Clinical Report: What Emotions Are Evoked by Large Language Models?
Overview
The use of large language models (LLMs) for mental health support is growing, despite limited data on their safety and effectiveness. Experts emphasize the need for more research.
Background
The integration of large language models into mental health support raises important questions about their efficacy and safety. As many individuals turn to these AI tools for assistance, it is crucial to evaluate their impact on mental health outcomes.
Data Highlights
In a survey of over 1800 US adults, 35% reported using AI tools for mental health support more than once a week, including those already seeing a human provider.
Key Findings
Many individuals are using LLMs for mental health support, often alongside traditional therapy.
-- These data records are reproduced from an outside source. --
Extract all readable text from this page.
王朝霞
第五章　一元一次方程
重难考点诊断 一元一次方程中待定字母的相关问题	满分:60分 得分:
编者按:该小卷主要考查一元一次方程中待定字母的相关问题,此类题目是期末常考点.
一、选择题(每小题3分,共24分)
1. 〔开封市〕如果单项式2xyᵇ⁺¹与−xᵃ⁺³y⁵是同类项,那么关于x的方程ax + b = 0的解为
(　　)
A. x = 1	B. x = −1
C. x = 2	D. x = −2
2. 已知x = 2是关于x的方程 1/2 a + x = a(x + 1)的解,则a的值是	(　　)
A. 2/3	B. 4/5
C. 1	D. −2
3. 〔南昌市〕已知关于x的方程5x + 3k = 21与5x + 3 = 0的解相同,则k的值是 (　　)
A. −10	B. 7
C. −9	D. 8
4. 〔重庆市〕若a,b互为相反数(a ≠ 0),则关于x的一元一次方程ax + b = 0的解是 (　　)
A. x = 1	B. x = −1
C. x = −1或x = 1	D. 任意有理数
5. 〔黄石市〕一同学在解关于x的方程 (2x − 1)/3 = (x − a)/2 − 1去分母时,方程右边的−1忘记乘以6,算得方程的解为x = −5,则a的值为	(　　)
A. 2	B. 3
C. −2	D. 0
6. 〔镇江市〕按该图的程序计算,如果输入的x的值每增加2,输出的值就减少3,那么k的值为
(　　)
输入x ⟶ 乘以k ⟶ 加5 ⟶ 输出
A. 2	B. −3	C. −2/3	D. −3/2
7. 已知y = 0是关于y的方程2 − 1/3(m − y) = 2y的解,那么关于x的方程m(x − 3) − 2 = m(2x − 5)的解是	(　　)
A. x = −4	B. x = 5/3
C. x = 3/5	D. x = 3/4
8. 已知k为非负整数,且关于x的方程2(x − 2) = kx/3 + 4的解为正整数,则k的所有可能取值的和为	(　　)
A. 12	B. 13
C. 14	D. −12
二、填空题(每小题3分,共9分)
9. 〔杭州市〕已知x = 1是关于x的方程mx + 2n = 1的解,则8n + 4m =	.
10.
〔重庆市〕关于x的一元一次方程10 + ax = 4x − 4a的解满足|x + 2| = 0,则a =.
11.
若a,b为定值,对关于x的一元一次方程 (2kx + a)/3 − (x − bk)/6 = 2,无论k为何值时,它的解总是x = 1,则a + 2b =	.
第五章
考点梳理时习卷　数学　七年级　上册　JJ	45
Experts call for more research to assess the safety and effectiveness of LLMs in mental health contexts.
General-purpose LLMs may not be designed for crisis management.
Some companies are developing clinically validated chatbots, but comparisons with general-purpose LLMs are lacking.
Simulation studies may not accurately reflect real-world interactions with chatbots.
Clinical Implications
Clinicians should be aware of the increasing use of LLMs among patients. Ongoing research is necessary to understand the safety and effectiveness of these tools.
Conclusion
As the use of LLMs in mental health support continues to rise, further research is needed to ensure their safe application in clinical settings.